Integrations and Extensibility
Since the CCMS is unlikely to be the only frequently used tool in the tech stack, it should be able to integrate easily with other systems and have functionality extended to meet additional requirements that appear. Integrations with other content authoring tools, such as a headless CMS, translation management systems, CRM software, and others, may be required, and the CCMS should make integrating these solutions straightforward.
Onboarding and Training
Vendors under consideration should be able to provide access to onboarding and training materials that help get new users up to speed. Proper training and onboarding procedures make it easier to attain the process efficiency and revenue generation benefits a CCMS can provide.
Technical Support
Along with sufficient training, technical support should be readily available to help team members perform troubleshooting, resolve any issues and provide responsive assistance when required.
Scalability (and CCMS Licensing)
A CCMS should be able to handle increased content volume and user load without compromising performance. CCMS licensing models should align with an organization’s growth trajectory, allowing them to choose a plan that fits their current needs while providing options to scale as required.
Proof of Concept
The vendors you are considering should offer a proof of concept or sandbox that allows you to “play with the system” and determine whether or not the system works for you. With a sandbox trial, you can test the different features available and begin to understand what a full-scale rollout might look like across the organization. Additionally, you can start to identify other potential stumbling blocks that might restrict you from going with that particular CCMS.
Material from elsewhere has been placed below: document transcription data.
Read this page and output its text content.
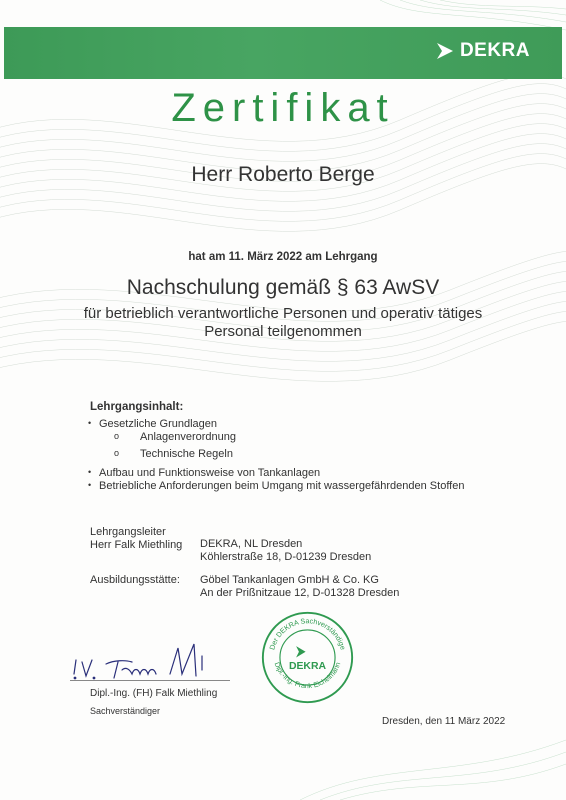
DEKRA
Zertifikat
Herr Roberto Berge
hat am 11. März 2022 am Lehrgang
Nachschulung gemäß § 63 AwSV
für betrieblich verantwortliche Personen und operativ tätiges
Personal teilgenommen
Lehrgangsinhalt:
• Gesetzliche Grundlagen
o Anlagenverordnung
o Technische Regeln
• Aufbau und Funktionsweise von Tankanlagen
• Betriebliche Anforderungen beim Umgang mit wassergefährdenden Stoffen
Lehrgangsleiter
Herr Falk Miethling DEKRA, NL Dresden
Köhlerstraße 18, D-01239 Dresden
Ausbildungsstätte: Göbel Tankanlagen GmbH & Co. KG
An der Prißnitzaue 12, D-01328 Dresden
Dipl.-Ing. (FH) Falk Miethling
Sachverständiger
Der DEKRA Sachverständige
Dipl.-Ing. Frank Eichelmann
DEKRA
Dresden, den 11 März 2022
A Component Content Management System Shortlist
The CCMS landscape is quite large, with several options available to you. To help you narrow that down, here are two possibilities that Content Bloom recommends as leading options in the component content management system category.
AEM Guides
AEM Guides is a cloud-native and enterprise-grade CCMS that enables organizations to manage and optimize product documentation, knowledge bases, technical documentation, and other content assets.
AEM Guides supports structured content management and allows DITA-based content creation and delivery. It offers features including web-based review and collaboration, omnichannel delivery, and native integration with Adobe’s assortment of products.
Tridion Docs
Tridion Docs is a DITA-based CCMS that handles structured content creation, translation, and delivery. It provides enterprise-quality content authoring and collaboration and helps to improve information governance, content findability, and more.
Getting Started with a Component Content Management Systems
Given the value that content can provide to your business in delivering a high-quality customer experience, enabling the organization to save money and generate more revenue, it’s crucial to have the right tools at your disposal.
With Content Bloom’s structured content and CCMS expertise, businesses can select the right CCMS to help them eliminate content silos and scale content operations. Our experience is also helpful for building the right content strategy for your needs and implementing leading enterprise solutions such as Tridion Docs and AEM Guides.
As part of an enterprise content management and web redesign project with SNC Lavalin, Content Bloom implemented Tridion, built a new corporate website from the ground up, integrated various technologies, and launched numerous microsites.